Bidirection PT with light pointing down
Reference with light pointing down
Reference with light pointing up
Bidirection PT with light pointing up
Also of note is that the Veach paper mentions that there are k+2 'paths' for a given 'path length', where path length is # eye verts + # light verts + 1. (Note that the points on the lens/light surface count as verts). I'm not quite sure if this is correct, but since my lens - eye vert 1 path is fixed, I think I only have k+1 possible paths.

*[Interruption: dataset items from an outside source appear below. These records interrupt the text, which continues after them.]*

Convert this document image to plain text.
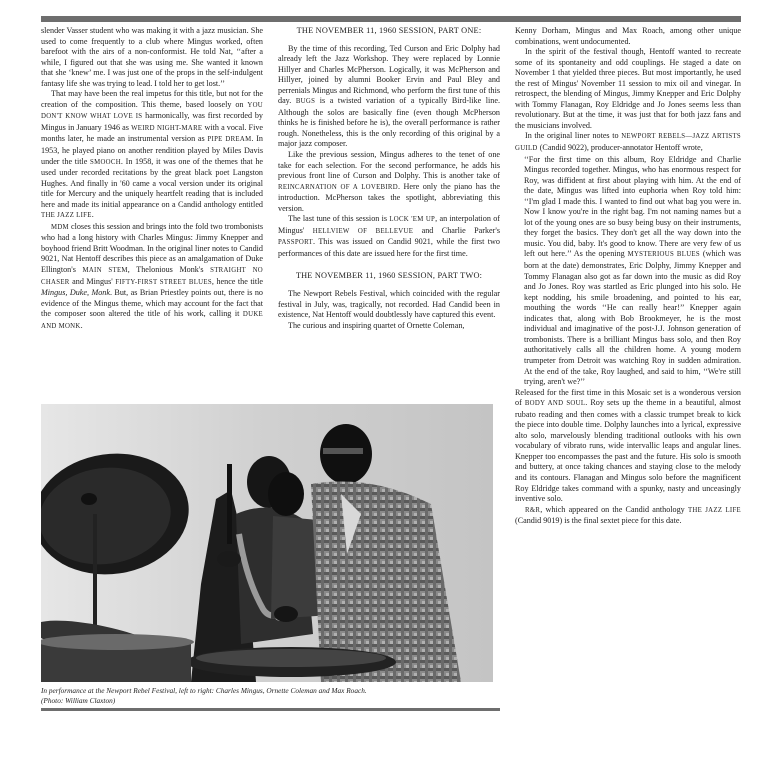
slender Vasser student who was making it with a jazz musician. She used to come frequently to a club where Mingus worked, often barefoot with the airs of a non-conformist. He told Nat, ‘‘after a while, I figured out that she was using me. She wanted it known that she ‘knew’ me. I was just one of the props in the self-indulgent fantasy life she was trying to lead. I told her to get lost.’’

That may have been the real impetus for this title, but not for the creation of the composition. This theme, based loosely on YOU DON'T KNOW WHAT LOVE IS harmonically, was first recorded by Mingus in January 1946 as WEIRD NIGHT-MARE with a vocal. Five months later, he made an instrumental version as PIPE DREAM. In 1953, he played piano on another rendition played by Miles Davis under the title SMOOCH. In 1958, it was one of the themes that he used under recorded recitations by the great black poet Langston Hughes. And finally in '60 came a vocal version under its original title for Mercury and the uniquely heartfelt reading that is included here and made its initial appearance on a Candid anthology entitled THE JAZZ LIFE.

MDM closes this session and brings into the fold two trombonists who had a long history with Charles Mingus: Jimmy Knepper and boyhood friend Britt Woodman. In the original liner notes to Candid 9021, Nat Hentoff describes this piece as an amalgamation of Duke Ellington's MAIN STEM, Thelonious Monk's STRAIGHT NO CHASER and Mingus' FIFTY-FIRST STREET BLUES, hence the title Mingus, Duke, Monk. But, as Brian Priestley points out, there is no evidence of the Mingus theme, which may account for the fact that the composer soon altered the title of his work, calling it DUKE AND MONK.

THE NOVEMBER 11, 1960 SESSION, PART ONE:

By the time of this recording, Ted Curson and Eric Dolphy had already left the Jazz Workshop. They were replaced by Lonnie Hillyer and Charles McPherson. Logically, it was McPherson and Hillyer, joined by alumni Booker Ervin and Paul Bley and perrenials Mingus and Richmond, who perform the first tune of this day. BUGS is a twisted variation of a typically Bird-like line. Although the solos are basically fine (even though McPherson thinks he is finished before he is), the overall performance is rather rough. Nonetheless, this is the only recording of this original by a major jazz composer.

Like the previous session, Mingus adheres to the tenet of one take for each selection. For the second performance, he adds his previous front line of Curson and Dolphy. This is another take of REINCARNATION OF A LOVEBIRD. Here only the piano has the introduction. McPherson takes the spotlight, abbreviating this version.

The last tune of this session is LOCK 'EM UP, an interpolation of Mingus' HELLVIEW OF BELLEVUE and Charlie Parker's PASSPORT. This was issued on Candid 9021, while the first two performances of this date are issued here for the first time.

THE NOVEMBER 11, 1960 SESSION, PART TWO:

The Newport Rebels Festival, which coincided with the regular festival in July, was, tragically, not recorded. Had Candid been in existence, Nat Hentoff would doubtlessly have captured this event.

The curious and inspiring quartet of Ornette Coleman,

Kenny Dorham, Mingus and Max Roach, among other unique combinations, went undocumented.

In the spirit of the festival though, Hentoff wanted to recreate some of its spontaneity and odd couplings. He staged a date on November 1 that yielded three pieces. But most importantly, he used the rest of Mingus' November 11 session to mix oil and vinegar. In retrospect, the blending of Mingus, Jimmy Knepper and Eric Dolphy with Tommy Flanagan, Roy Eldridge and Jo Jones seems less than revolutionary. But at the time, it was just that for both jazz fans and the musicians involved.

In the original liner notes to NEWPORT REBELS—JAZZ ARTISTS GUILD (Candid 9022), producer-annotator Hentoff wrote,

‘‘For the first time on this album, Roy Eldridge and Charlie Mingus recorded together. Mingus, who has enormous respect for Roy, was diffident at first about playing with him. At the end of the date, Mingus was lifted into euphoria when Roy told him: ‘‘I'm glad I made this. I wanted to find out what bag you were in. Now I know you're in the right bag. I'm not naming names but a lot of the young ones are so busy being busy on their instruments, they forget the basics. They don't get all the way down into the music. You did, baby. It's good to know. There are very few of us left out here.’’ As the opening MYSTERIOUS BLUES (which was born at the date) demonstrates, Eric Dolphy, Jimmy Knepper and Tommy Flanagan also got as far down into the music as did Roy and Jo Jones. Roy was startled as Eric plunged into his solo. He kept nodding, his smile broadening, and pointed to his ear, mouthing the words ‘‘He can really hear!’’ Knepper again indicates that, along with Bob Brookmeyer, he is the most individual and imaginative of the post-J.J. Johnson generation of trombonists. There is a brilliant Mingus bass solo, and then Roy authoritatively calls all the children home. A young modern trumpeter from Detroit was watching Roy in sudden admiration. At the end of the take, Roy laughed, and said to him, ‘‘We're still trying, aren't we?’’

Released for the first time in this Mosaic set is a wonderous version of BODY AND SOUL. Roy sets up the theme in a beautiful, almost rubato reading and then comes with a classic trumpet break to kick the piece into double time. Dolphy launches into a lyrical, expressive alto solo, marvelously blending traditional outlooks with his own vocabulary of vibrato runs, wide intervallic leaps and angular lines. Knepper too encompasses the past and the future. His solo is smooth and buttery, at once taking chances and staying close to the melody and its contours. Flanagan and Mingus solo before the magnificent Roy Eldridge takes command with a spunky, nasty and unceasingly inventive solo.

R&R, which appeared on the Candid anthology THE JAZZ LIFE (Candid 9019) is the final sextet piece for this date.

In performance at the Newport Rebel Festival, left to right: Charles Mingus, Ornette Coleman and Max Roach.
(Photo: William Claxton)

Another thing I'm uncertain about is whether I'm suppose to divide my light throughput by the uniform hemispheric sampling PDF (1/pi).

Thursday, May 3, 2012

Multiple Importance Sampling

Today I finally got a verifably correct implementation of direct lighting MIS. Here're two comparison images, each at 5spp. There's a large area light, and the surface is glossy Phong with a 100000 exponent (very hard for light sampling)

MIS (5 spp)
No MIS (5 spp)
My original MIS implementation randomly selected either light sampling or brdf sampling. While it kind of worked, it did introduce a lot more variance into the image. The current MIS implementation reuses the surface's indirect brdf sample as the light's brdf sample.